Blog
As the Windows 7 commercials exclaimed, “To the Cloud,” many IT purists cringed. The term cloud computing first gained popularity in 2007 (though the concept began in the ‘60s) and has come to mean many things to many people. Most commonly, in anyway related to virtualization or internal or external repositories of data, it’s the cloud don’t ya know?
The generic understanding involves taking one’s data and, rather than housing it locally, storing it elsewhere. Hence, the cloud. In reality, the data is hosted in a data center, such as Amazon, Apple, or another hosting company data center.
The term is used by consumers, businesses, VARS, and analysts alike.
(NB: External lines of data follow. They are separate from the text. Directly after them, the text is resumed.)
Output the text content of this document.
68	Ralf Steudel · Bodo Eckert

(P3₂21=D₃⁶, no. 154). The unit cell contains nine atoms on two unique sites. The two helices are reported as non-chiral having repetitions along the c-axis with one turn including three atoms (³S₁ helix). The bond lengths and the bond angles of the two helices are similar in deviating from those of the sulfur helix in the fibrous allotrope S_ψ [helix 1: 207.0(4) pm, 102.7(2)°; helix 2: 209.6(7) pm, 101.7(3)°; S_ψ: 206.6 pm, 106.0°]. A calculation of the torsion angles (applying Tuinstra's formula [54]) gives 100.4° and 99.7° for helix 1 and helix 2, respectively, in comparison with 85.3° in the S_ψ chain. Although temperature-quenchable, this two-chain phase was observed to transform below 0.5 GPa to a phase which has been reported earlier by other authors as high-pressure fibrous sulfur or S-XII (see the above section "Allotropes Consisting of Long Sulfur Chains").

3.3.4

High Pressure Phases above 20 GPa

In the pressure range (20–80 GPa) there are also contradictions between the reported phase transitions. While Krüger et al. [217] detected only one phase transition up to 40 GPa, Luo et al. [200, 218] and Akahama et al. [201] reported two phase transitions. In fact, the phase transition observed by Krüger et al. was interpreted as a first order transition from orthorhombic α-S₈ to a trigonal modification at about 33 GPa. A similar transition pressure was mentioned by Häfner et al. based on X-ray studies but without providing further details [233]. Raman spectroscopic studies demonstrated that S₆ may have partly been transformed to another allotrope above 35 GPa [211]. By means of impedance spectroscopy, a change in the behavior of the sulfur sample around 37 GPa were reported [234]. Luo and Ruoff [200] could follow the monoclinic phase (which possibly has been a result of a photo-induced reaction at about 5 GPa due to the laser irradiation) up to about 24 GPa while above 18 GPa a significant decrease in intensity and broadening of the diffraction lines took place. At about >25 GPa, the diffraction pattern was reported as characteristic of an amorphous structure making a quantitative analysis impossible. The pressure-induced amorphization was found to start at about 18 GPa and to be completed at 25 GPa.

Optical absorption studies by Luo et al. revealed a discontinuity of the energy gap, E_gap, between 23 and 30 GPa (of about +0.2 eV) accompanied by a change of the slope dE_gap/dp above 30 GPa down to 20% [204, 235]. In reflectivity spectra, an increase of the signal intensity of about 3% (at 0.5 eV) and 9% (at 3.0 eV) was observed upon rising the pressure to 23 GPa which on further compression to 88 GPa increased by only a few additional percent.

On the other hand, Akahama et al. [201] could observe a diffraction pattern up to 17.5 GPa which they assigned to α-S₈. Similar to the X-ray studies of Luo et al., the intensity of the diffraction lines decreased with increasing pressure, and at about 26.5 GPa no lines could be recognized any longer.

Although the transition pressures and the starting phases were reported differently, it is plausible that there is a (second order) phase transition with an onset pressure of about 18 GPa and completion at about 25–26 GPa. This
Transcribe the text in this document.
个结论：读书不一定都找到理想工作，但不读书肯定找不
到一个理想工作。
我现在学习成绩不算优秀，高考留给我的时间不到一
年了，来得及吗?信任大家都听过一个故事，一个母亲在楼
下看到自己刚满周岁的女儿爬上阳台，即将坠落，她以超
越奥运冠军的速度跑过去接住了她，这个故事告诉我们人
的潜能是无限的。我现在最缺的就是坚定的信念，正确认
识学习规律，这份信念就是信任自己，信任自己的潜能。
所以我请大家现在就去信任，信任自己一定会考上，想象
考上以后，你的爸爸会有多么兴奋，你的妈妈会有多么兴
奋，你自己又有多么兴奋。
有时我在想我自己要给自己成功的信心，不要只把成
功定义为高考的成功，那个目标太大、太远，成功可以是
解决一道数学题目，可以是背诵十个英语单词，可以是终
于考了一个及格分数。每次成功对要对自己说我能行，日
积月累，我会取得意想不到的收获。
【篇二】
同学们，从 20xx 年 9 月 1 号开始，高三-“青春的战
Ironically, it’s referenced in a multitude of ways yet never truly defined. The inferred meaning grew and deepened while continuing to lose any clarity, bringing it to the scenario it’s at today—a non-lucid term that causes more heated conversations than last week’s republican debate.
This ambiguity has many denying the cloud even exists, logically extrapolating that since it can’t mean one thing to everyone then it’s gone the way of grid-computing, Friendster, and the dodo. The counter-point will argue how can one deny something that has changed everything from how businesses perform daily tasks to the video and music industry? Defined or not, these technologies are now affecting most people’s daily lives. Maybe the true definition lies in the word itself: clouds by nature are ever-changing and evolving. A stratus to a cummulus to a cirrus.
So we ask you, fair reader, what do you think? Is the cloud real?